Introducing Oral Histories

So the convention in CollectionBuilder is for every value of display_template there should be a corresponding .html template in _layouts/item with the same name, and that template will be used to render the object and control the object’s individual page behavior. The documentation also says that any display_template value that does not have a corresponding _layouts/item template will assume a type of item.

I decided to test that in the new develop branch. So, I first changed the display_template or our “grinnell_19423” object, an oral history interview, from audio to test. Sure enough, it rendered as an item as promised.

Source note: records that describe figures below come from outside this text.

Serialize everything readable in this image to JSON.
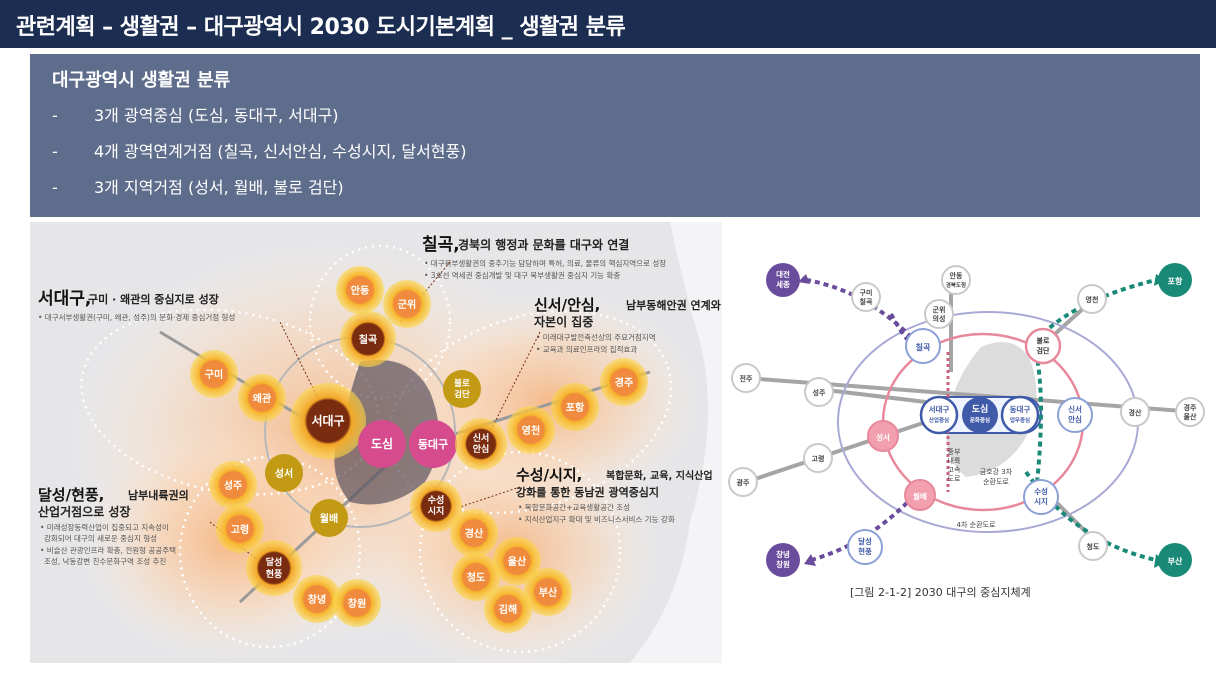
{
  "header": {
    "title": "관련계획 – 생활권 – 대구광역시 2030 도시기본계획 _ 생활권 분류"
  },
  "summary": {
    "heading": "대구광역시 생활권 분류",
    "items": [
      {
        "dash": "-",
        "text": "3개 광역중심 (도심, 동대구, 서대구)"
      },
      {
        "dash": "-",
        "text": "4개 광역연계거점 (칠곡, 신서안심, 수성시지, 달서현풍)"
      },
      {
        "dash": "-",
        "text": "3개 지역거점 (성서, 월배, 불로 검단)"
      }
    ]
  },
  "left_map": {
    "annotations": {
      "chilgok_title": "칠곡,",
      "chilgok_sub": "경북의 행정과 문화를 대구와 연결",
      "chilgok_d1": "• 대구북부생활권의 중추기능 담당하며 특허, 의료, 물류의 핵심지역으로 성장",
      "chilgok_d2": "• 3호선 역세권 중심개발 및 대구 북부생활권 중심지 기능 확충",
      "seodaegu_title": "서대구,",
      "seodaegu_sub": "구미 · 왜관의 중심지로 성장",
      "seodaegu_d1": "• 대구서부생활권(구미, 왜관, 성주)의 문화·경제 중심거점 형성",
      "sinseo_title": "신서/안심,",
      "sinseo_sub": "남부동해안권 연계와",
      "sinseo_sub2": "자본이 집중",
      "sinseo_d1": "• 미래대구발전축선상의 주요거점지역",
      "sinseo_d2": "• 교육과 의료인프라의 집적효과",
      "suseong_title": "수성/시지,",
      "suseong_sub": "복합문화, 교육, 지식산업",
      "suseong_sub2": "강화를 통한 동남권 광역중심지",
      "suseong_d1": "• 복합문화공간+교육생활공간 조성",
      "suseong_d2": "• 지식산업지구 확대 및 비즈니스서비스 기능 강화",
      "dalseong_title": "달성/현풍,",
      "dalseong_sub": "남부내륙권의",
      "dalseong_sub2": "산업거점으로 성장",
      "dalseong_d1": "• 미래성장동력산업이 집중되고 지속성이",
      "dalseong_d1b": "강화되어 대구의 새로운 중심지 형성",
      "dalseong_d2": "• 비슬산 관광인프라 확충, 전원형 공공주택",
      "dalseong_d2b": "조성, 낙동강변 친수문화구역 조성 추진"
    },
    "nodes": {
      "andong": "안동",
      "gunwi": "군위",
      "chilgok": "칠곡",
      "gumi": "구미",
      "waegwan": "왜관",
      "seodaegu": "서대구",
      "dosim": "도심",
      "dongdaegu": "동대구",
      "bullo1": "불로",
      "bullo2": "검단",
      "sinseo1": "신서",
      "sinseo2": "안심",
      "yeongcheon": "영천",
      "pohang": "포항",
      "gyeongju": "경주",
      "seongju": "성주",
      "seongseo": "성서",
      "goryeong": "고령",
      "wolbae": "월배",
      "dal1": "달성",
      "dal2": "현풍",
      "changnyeong": "창녕",
      "changwon": "창원",
      "suseong1": "수성",
      "suseong2": "시지",
      "gyeongsan": "경산",
      "ulsan": "울산",
      "cheongdo": "청도",
      "busan": "부산",
      "gimhae": "김해"
    }
  },
  "right_map": {
    "caption": "[그림 2-1-2]  2030 대구의 중심지체계",
    "nodes": {
      "daejeon1": "대전",
      "daejeon2": "세종",
      "gumi1": "구미",
      "gumi2": "칠곡",
      "andong1": "안동",
      "andong2": "경북도청",
      "gunwi1": "군위",
      "gunwi2": "의성",
      "pohang": "포항",
      "yeongcheon": "영천",
      "chilgok": "칠곡",
      "bullo1": "불로",
      "bullo2": "검단",
      "jeonju": "전주",
      "seongju": "성주",
      "seodaegu1": "서대구",
      "seodaegu2": "산업중심",
      "dosim1": "도심",
      "dosim2": "문화중심",
      "dongdaegu1": "동대구",
      "dongdaegu2": "업무중심",
      "sinseo1": "신서",
      "sinseo2": "안심",
      "gyeongsan_r": "경산",
      "gyeongju1": "경주",
      "gyeongju2": "울산",
      "seongseo": "성서",
      "goryeong": "고령",
      "gwangju": "광주",
      "wolbae": "월배",
      "suseong1": "수성",
      "suseong2": "시지",
      "dalseong1": "달성",
      "dalseong2": "현풍",
      "changnyeong1": "창녕",
      "changnyeong2": "창원",
      "cheongdo": "청도",
      "busan": "부산"
    },
    "labels": {
      "jungbu1": "중부",
      "jungbu2": "내륙",
      "jungbu3": "고속",
      "jungbu4": "도로",
      "geumho1": "금호강 3차",
      "geumho2": "순환도로",
      "ring4": "4차 순환도로"
    },
    "colors": {
      "purple": "#6a4c9c",
      "teal": "#1a8a78",
      "pink": "#e7899a",
      "navy": "#3f5aa8"
    }
  }
}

Next, I copied _layouts/item/audio.html, the audio template, and gave the copy a name of _layouts/item/oral-history.html. I made no changes to the template. Then I altered our transformed.csv data to give “grinnell_19423” a display_template value of oral-history, matching the name of the new template. Did it work? You betcha! The object is now rendered like an audio object since that’s what oral-history.html does.

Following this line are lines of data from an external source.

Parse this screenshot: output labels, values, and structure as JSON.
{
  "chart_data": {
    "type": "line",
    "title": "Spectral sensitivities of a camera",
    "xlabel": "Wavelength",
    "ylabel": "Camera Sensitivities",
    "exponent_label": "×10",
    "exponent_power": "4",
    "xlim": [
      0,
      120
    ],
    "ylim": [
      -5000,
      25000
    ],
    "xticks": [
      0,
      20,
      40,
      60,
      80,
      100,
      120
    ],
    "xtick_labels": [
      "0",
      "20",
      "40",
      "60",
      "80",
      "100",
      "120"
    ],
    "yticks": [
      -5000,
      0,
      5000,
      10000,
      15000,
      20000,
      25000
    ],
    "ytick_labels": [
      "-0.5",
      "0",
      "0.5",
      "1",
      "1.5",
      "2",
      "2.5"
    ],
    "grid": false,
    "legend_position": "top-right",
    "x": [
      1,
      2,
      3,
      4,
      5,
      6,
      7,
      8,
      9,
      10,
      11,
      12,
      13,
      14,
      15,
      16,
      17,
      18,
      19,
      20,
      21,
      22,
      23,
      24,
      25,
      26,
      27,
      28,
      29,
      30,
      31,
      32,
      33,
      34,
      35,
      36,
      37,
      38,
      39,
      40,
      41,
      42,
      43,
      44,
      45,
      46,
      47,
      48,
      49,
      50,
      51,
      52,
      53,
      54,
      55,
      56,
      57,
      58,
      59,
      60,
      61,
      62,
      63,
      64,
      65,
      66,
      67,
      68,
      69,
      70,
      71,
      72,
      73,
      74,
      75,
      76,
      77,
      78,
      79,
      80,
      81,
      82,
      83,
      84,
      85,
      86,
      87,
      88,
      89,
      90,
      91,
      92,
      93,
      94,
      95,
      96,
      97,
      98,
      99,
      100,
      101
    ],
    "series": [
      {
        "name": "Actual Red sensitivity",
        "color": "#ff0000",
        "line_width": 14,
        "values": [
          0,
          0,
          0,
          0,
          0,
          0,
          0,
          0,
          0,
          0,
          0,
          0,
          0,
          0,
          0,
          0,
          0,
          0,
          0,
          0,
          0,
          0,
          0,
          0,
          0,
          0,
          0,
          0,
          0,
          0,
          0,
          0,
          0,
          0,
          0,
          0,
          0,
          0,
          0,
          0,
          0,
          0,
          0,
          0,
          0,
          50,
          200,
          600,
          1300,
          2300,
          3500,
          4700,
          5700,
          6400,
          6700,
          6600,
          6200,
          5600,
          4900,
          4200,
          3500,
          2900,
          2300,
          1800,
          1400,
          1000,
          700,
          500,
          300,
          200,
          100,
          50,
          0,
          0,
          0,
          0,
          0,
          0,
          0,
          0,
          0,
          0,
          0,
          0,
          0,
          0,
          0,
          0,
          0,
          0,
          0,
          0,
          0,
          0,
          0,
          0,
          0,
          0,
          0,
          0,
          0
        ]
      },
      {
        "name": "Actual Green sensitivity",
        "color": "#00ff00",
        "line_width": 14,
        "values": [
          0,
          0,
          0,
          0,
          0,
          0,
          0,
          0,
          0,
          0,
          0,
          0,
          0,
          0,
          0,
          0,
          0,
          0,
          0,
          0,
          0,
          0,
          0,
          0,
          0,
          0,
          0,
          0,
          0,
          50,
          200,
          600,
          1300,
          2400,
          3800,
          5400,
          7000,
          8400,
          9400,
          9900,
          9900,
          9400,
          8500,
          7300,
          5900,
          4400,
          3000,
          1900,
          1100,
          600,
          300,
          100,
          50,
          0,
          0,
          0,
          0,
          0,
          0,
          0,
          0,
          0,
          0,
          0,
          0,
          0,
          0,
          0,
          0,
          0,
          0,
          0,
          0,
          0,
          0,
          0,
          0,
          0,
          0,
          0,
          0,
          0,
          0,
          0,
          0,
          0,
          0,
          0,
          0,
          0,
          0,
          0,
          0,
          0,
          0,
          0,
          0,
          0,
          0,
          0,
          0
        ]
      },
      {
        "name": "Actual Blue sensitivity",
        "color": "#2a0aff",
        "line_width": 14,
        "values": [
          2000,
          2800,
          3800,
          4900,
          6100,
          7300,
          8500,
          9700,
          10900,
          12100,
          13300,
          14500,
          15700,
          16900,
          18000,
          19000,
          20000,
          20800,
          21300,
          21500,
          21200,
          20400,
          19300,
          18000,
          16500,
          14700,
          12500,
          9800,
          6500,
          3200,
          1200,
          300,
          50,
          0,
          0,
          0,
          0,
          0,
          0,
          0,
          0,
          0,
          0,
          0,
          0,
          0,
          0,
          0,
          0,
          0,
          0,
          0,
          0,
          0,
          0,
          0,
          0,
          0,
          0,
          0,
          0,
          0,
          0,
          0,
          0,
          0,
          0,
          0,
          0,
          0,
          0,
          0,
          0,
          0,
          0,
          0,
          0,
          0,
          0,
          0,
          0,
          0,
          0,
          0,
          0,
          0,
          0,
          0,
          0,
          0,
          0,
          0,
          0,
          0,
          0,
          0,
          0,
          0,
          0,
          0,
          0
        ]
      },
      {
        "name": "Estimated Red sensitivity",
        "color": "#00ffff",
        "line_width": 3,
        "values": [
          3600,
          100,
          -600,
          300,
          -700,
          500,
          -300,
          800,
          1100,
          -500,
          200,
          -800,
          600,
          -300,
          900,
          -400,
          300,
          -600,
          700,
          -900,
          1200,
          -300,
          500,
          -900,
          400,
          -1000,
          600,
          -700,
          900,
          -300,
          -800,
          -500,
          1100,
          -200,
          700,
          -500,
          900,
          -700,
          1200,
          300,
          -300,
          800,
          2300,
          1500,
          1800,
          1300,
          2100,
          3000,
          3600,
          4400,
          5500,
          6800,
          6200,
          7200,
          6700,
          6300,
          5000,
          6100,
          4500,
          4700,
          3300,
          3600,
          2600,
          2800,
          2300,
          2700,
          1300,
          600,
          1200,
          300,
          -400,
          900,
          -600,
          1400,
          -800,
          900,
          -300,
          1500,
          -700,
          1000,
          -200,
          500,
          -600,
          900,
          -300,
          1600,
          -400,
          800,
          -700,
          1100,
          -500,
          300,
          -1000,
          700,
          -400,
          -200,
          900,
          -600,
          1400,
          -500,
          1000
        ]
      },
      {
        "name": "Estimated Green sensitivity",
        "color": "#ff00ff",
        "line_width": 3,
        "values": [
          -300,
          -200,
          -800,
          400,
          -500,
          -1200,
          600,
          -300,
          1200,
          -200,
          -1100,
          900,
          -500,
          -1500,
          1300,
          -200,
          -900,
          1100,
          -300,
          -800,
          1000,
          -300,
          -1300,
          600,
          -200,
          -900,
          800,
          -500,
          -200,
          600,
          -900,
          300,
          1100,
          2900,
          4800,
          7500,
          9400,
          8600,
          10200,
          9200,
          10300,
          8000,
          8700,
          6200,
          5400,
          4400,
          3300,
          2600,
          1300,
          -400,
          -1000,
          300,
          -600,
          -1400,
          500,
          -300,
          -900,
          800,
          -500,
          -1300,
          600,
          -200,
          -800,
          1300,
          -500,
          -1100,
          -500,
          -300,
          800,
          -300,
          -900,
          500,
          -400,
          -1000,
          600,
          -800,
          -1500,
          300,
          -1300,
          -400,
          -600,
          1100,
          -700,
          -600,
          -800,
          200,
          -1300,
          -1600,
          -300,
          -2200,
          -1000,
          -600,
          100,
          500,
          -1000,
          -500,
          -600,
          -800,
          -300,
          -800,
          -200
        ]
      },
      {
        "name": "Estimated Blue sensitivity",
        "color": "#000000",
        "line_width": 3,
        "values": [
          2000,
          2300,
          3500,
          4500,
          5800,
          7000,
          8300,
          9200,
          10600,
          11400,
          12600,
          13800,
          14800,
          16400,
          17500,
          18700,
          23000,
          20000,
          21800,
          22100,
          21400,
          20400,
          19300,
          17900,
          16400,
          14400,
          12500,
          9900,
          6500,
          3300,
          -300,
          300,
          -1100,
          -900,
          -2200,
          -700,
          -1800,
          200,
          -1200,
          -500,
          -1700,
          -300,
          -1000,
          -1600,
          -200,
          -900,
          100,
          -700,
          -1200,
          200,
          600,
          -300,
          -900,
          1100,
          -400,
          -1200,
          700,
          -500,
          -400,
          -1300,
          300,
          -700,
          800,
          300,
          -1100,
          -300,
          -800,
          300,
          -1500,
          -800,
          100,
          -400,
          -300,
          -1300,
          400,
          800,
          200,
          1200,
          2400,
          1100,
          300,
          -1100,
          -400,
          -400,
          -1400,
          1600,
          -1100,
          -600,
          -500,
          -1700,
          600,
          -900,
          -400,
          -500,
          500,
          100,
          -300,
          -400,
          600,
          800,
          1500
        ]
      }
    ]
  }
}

Kudos to the authors of CollectionBuilder. Well played!

Will `.obj` Filename Extensions Work?

There’s evidence in the few tests I’ve run thus far that the extension on the end of a filename makes no difference in how, or if, the object is rendered. Let’s test that a little further by changing the extension on a couple of cloned objects stored in Azure to .obj, and altering the transformed.csv file to point to them instead of to Digital.Grinnell. The objects I’m going to alter are “grinnell_19423”, an oral-history type with a .mp3 extension, and “grinnell_16934”, an image with a .jpg extension. The new URLs for these cloned items are:

Huzzah, it works! Beautimous!

That solves the need for applying proper filename extensions to Digital.Grinnell objects that have none! The only problem with this .obj approach is that downloaded objects might not behave as expected, but we’ll cross that bridge when we come to it.

I’m sure there will be more here soon, but for now… that’s a wrap.